The FCA says it is likely to refer two firms to its enforcement division after a thematic review found three in four firms failed to provide the required information on the cost of advice.
The regulator says the two firms likely to be referred to its enforcement and financial crime division had “egregious failings”. One is a financial advice firm and one is a wealth management firm.
The FCA’s latest review into disclosure by financial advisers found too many firms are not being clear with consumers on how much advice costs, the type of service they offer and what on-going services they provide. It found that of the 113 firms involved in the review, 73 per cent failed to provide the required information on the cost of advice.
It found that while failings are widespread across the industry, wealth managers and private banks performed poorer than other firms in nearly all aspects.
The review found that:
- 58 per cent of firms failed to give clients clear upfront generic information on how much their advice might cost;
- 50 per cent of firms failed to give clients clear confirmation on how much advice would cost them as individuals;
- 58 per cent of firms failed to give additional information on charges, for example not highlighting that on-going charges may fluctuate;
- 31 per cent of firms offering a restricted service were not being clear they were restricted, or the nature of the restriction; and
- 34 per cent of firms failed to give clients a clear explanation of the service they offer in return for an ongoing fee and/or their right to cancel this service.

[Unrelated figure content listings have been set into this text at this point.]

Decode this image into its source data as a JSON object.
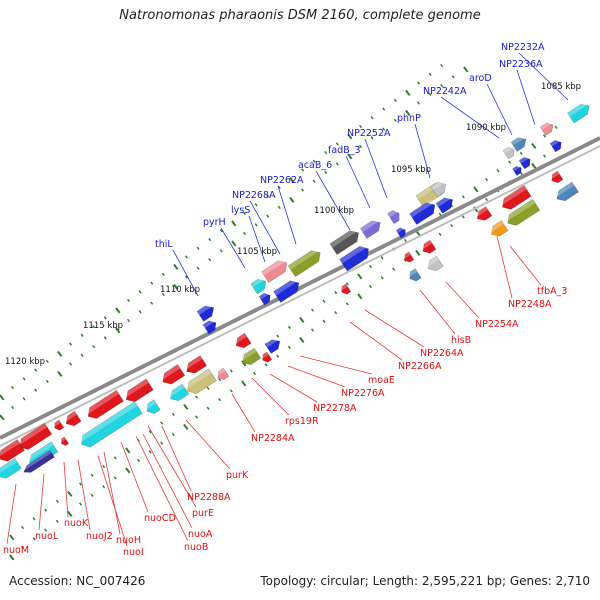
{
  "title": "Natronomonas pharaonis DSM 2160, complete genome",
  "footer": {
    "accession": "Accession: NC_007426",
    "summary": "Topology: circular; Length: 2,595,221 bp; Genes: 2,710"
  },
  "colors": {
    "label_forward": "#1a1acc",
    "label_reverse": "#dd1111",
    "backbone": "#8a8a8a",
    "tick": "#2e7d2e"
  },
  "scale_labels": [
    "1085 kbp",
    "1090 kbp",
    "1095 kbp",
    "1100 kbp",
    "1105 kbp",
    "1110 kbp",
    "1115 kbp",
    "1120 kbp"
  ],
  "forward_genes": [
    "NP2232A",
    "NP2236A",
    "aroD",
    "NP2242A",
    "phnP",
    "NP2252A",
    "fadB_3",
    "acaB_6",
    "NP2262A",
    "NP2268A",
    "lysS",
    "pyrH",
    "thiL"
  ],
  "reverse_genes": [
    "tfbA_3",
    "NP2248A",
    "NP2254A",
    "hisB",
    "NP2264A",
    "NP2266A",
    "moaE",
    "NP2276A",
    "NP2278A",
    "rps19R",
    "NP2284A",
    "purK",
    "NP2288A",
    "purE",
    "nuoA",
    "nuoB",
    "nuoCD",
    "nuoH",
    "nuoI",
    "nuoJ2",
    "nuoK",
    "nuoL",
    "nuoM"
  ]
}
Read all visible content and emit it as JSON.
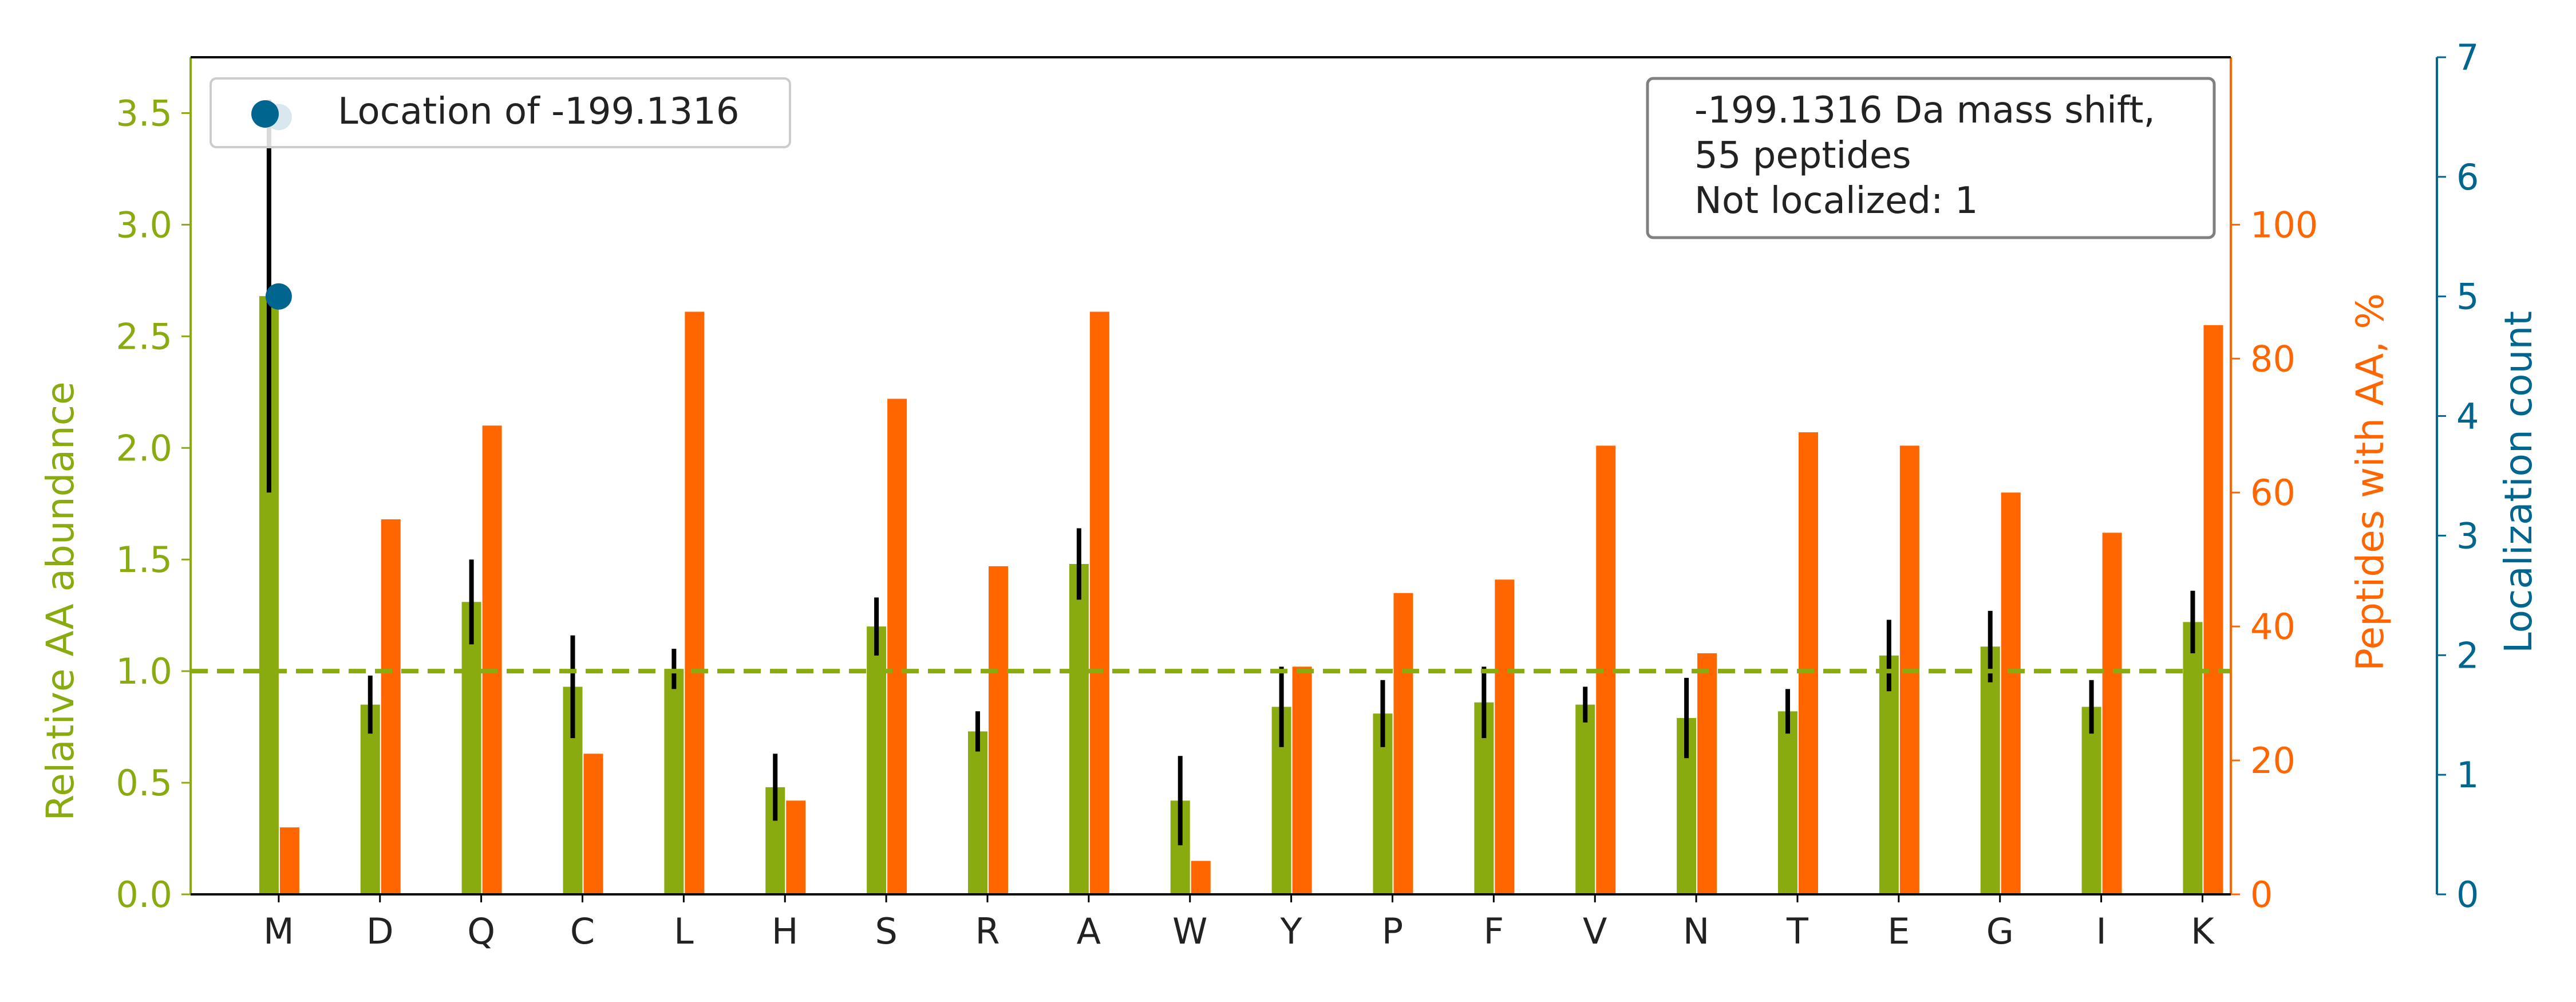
{
  "chart_data": {
    "type": "bar",
    "categories": [
      "M",
      "D",
      "Q",
      "C",
      "L",
      "H",
      "S",
      "R",
      "A",
      "W",
      "Y",
      "P",
      "F",
      "V",
      "N",
      "T",
      "E",
      "G",
      "I",
      "K"
    ],
    "axes": {
      "left": {
        "label": "Relative AA abundance",
        "ylim": [
          0,
          3.75
        ],
        "ticks": [
          "0.0",
          "0.5",
          "1.0",
          "1.5",
          "2.0",
          "2.5",
          "3.0",
          "3.5"
        ],
        "tick_values": [
          0,
          0.5,
          1.0,
          1.5,
          2.0,
          2.5,
          3.0,
          3.5
        ],
        "color": "#8aab0f"
      },
      "right": {
        "label": "Peptides with AA, %",
        "ylim": [
          0,
          125
        ],
        "ticks": [
          "0",
          "20",
          "40",
          "60",
          "80",
          "100"
        ],
        "tick_values": [
          0,
          20,
          40,
          60,
          80,
          100
        ],
        "color": "#ff6600"
      },
      "far_right": {
        "label": "Localization count",
        "ylim": [
          0,
          7
        ],
        "ticks": [
          "0",
          "1",
          "2",
          "3",
          "4",
          "5",
          "6",
          "7"
        ],
        "tick_values": [
          0,
          1,
          2,
          3,
          4,
          5,
          6,
          7
        ],
        "color": "#00668f"
      }
    },
    "series": [
      {
        "axis": "left",
        "color": "#8aab0f",
        "values": [
          2.68,
          0.85,
          1.31,
          0.93,
          1.01,
          0.48,
          1.2,
          0.73,
          1.48,
          0.42,
          0.84,
          0.81,
          0.86,
          0.85,
          0.79,
          0.82,
          1.07,
          1.11,
          0.84,
          1.22
        ],
        "error": [
          0.88,
          0.13,
          0.19,
          0.23,
          0.09,
          0.15,
          0.13,
          0.09,
          0.16,
          0.2,
          0.18,
          0.15,
          0.16,
          0.08,
          0.18,
          0.1,
          0.16,
          0.16,
          0.12,
          0.14
        ]
      },
      {
        "axis": "right",
        "color": "#ff6600",
        "values": [
          10,
          56,
          70,
          21,
          87,
          14,
          74,
          49,
          87,
          5,
          34,
          45,
          47,
          67,
          36,
          69,
          67,
          60,
          54,
          85
        ]
      },
      {
        "axis": "far_right",
        "color": "#00668f",
        "type": "scatter",
        "x": [
          "M",
          "M"
        ],
        "values": [
          6.5,
          5.0
        ]
      }
    ],
    "reference_line": {
      "axis": "left",
      "y": 1.0,
      "color": "#8aab0f",
      "style": "dashed"
    },
    "legend": {
      "location": "top-left",
      "label": "Location of -199.1316"
    },
    "annotation": {
      "location": "top-right",
      "lines": [
        "-199.1316 Da mass shift,",
        "55 peptides",
        "Not localized: 1"
      ]
    }
  }
}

FCA director of supervision Clive Adamson says: “The RDR has involved a major change to the investment advice landscape. While we have seen a lot of positive progress and willingness by advisers to adapt to the new environment, I am disappointed with the results of our latest review looking at whether advisers are clear with their customers on costs and services provided.
“We will be helping the industry again to understand our requirements with the release of a video guide but these results are a wake-up call and we expect the industry to respond.”
The review is the second of a three-cycle assessment of how firms have implemented the disclosure elements of the RDR. The first cycle was published in July 2013 and the third will begin in the third quarter of this year.